От плохих предчувствий сердце подскочило и, споткнувшись о колдобину, потеряв надежду, рухнуло со всей силы, как коленкой об асфальт. Горло перехватило от догадки, что сегодняшний вечер закончится горько. А во всем виноват старик с его дырявым рюкзаком. Если бы он появился чуть раньше, все бы обернулось по-другому. Но теперь ничего не поделаешь. Теперь все именно так, и изменить уже ничего нельзя. Остается только, приближаясь к неминуемому наказанию, перейти на шаг, отпустив все спасительные хитрости, забыв всю так тщательно разыскиваемую на бегу ложь во спасение. Некоторые уверяют, что в таких случаях единственный выход: правда. Но правда – это все подряд, без исключения, со всех четырех сторон, рассказанное очень быстро, так, что все равно невозможно выслушать и понять. Поэтому правде не всегда веришь, а ждешь убедительной и плоской выдумки.
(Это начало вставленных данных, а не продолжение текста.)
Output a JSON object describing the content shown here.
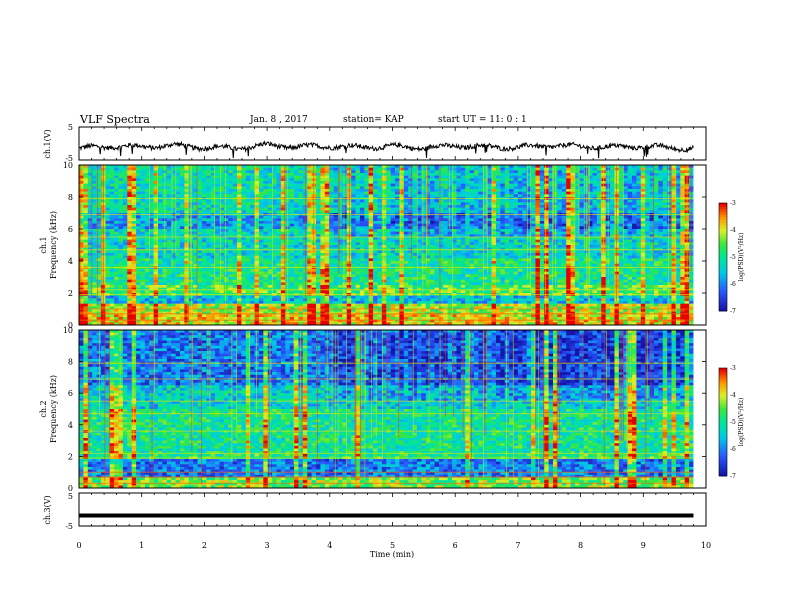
{
  "header": {
    "title": "VLF Spectra",
    "date": "Jan. 8 , 2017",
    "station": "station= KAP",
    "start": "start UT = 11: 0 : 1"
  },
  "chart_data": [
    {
      "type": "line",
      "name": "ch1-waveform",
      "ylabel": "ch.1(V)",
      "ylim": [
        -5,
        5
      ],
      "yticks": [
        "5",
        "-5"
      ],
      "xlim": [
        0,
        10
      ],
      "description_of_shape": "noisy waveform around -1 V with amplitude about ±2 V",
      "x": [
        0,
        0.5,
        1,
        1.5,
        2,
        2.5,
        3,
        3.5,
        4,
        4.5,
        5,
        5.5,
        6,
        6.5,
        7,
        7.5,
        8,
        8.5,
        9,
        9.5,
        9.8
      ],
      "y": [
        -1.5,
        -0.8,
        -1.0,
        -0.6,
        -1.2,
        -1.4,
        -0.5,
        -1.0,
        -0.8,
        -1.1,
        -0.9,
        -1.3,
        -0.7,
        -1.0,
        -1.2,
        -0.6,
        -0.9,
        -1.1,
        -0.8,
        -1.4,
        -1.5
      ]
    },
    {
      "type": "heatmap",
      "name": "ch1-spectrogram",
      "ylabel": "ch.1",
      "ylabel2": "Frequency (kHz)",
      "ylim": [
        0,
        10
      ],
      "yticks": [
        "0",
        "2",
        "4",
        "6",
        "8",
        "10"
      ],
      "xlim": [
        0,
        10
      ],
      "data_end_min": 9.8,
      "colorbar": {
        "label": "log(PSD)(V²/Hz)",
        "range": [
          -7,
          -3
        ],
        "ticks": [
          "-3",
          "-4",
          "-5",
          "-6",
          "-7"
        ]
      }
    },
    {
      "type": "heatmap",
      "name": "ch2-spectrogram",
      "ylabel": "ch.2",
      "ylabel2": "Frequency (kHz)",
      "ylim": [
        0,
        10
      ],
      "yticks": [
        "0",
        "2",
        "4",
        "6",
        "8",
        "10"
      ],
      "xlim": [
        0,
        10
      ],
      "data_end_min": 9.8,
      "colorbar": {
        "label": "log(PSD)(V²/Hz)",
        "range": [
          -7,
          -3
        ],
        "ticks": [
          "-3",
          "-4",
          "-5",
          "-6",
          "-7"
        ]
      }
    },
    {
      "type": "line",
      "name": "ch3-waveform",
      "ylabel": "ch.3(V)",
      "ylim": [
        -5,
        5
      ],
      "yticks": [
        "5",
        "-5"
      ],
      "xlim": [
        0,
        10
      ],
      "x": [
        0,
        9.8
      ],
      "y": [
        -1.8,
        -1.8
      ]
    }
  ],
  "xaxis": {
    "label": "Time (min)",
    "ticks": [
      "0",
      "1",
      "2",
      "3",
      "4",
      "5",
      "6",
      "7",
      "8",
      "9",
      "10"
    ]
  },
  "colors": {
    "low": "#1010c0",
    "mid": "#00c8c8",
    "high": "#ff0000"
  }
}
И я покорно приближалась к двум темно-синим силуэтам, которые смотрели куда-то вдаль, как будто ожидая, что я появлюсь из-за угла сберкассы или возникну, маршируя вдоль ограды заброшенного детсада. А я подкрадываюсь к ним со спины, с другой стороны дома, наблюдая растерянные движения и вслушиваясь в тихие, встревоженные голоса. Тогда из моей груди, сам собой, без предварительной подготовки, бездумно, как неожиданная догадка, как неизвестно откуда нагрянувшее вдохновение, вырывается жалобный, резкий крик: «Деда, я здесь!» Так радостно и взволнованно, безо всякой глубокой мысли, кричит птица, отбившаяся от стаи, вдруг завидевшая своих. Высокий силуэт резко поворачивается в мою сторону, секунду-другую изображает суровость, но всю его игру скрывают сумерки. И тогда, не выдержав, он присаживается на корточки, радостно распахивает руки, и я влетаю в тепло его объятия, прячу лицо между шеей и плечом, смутно догадываясь, что опасность миновала, что я теперь под защитой, в надежном укрытии от любых наказаний.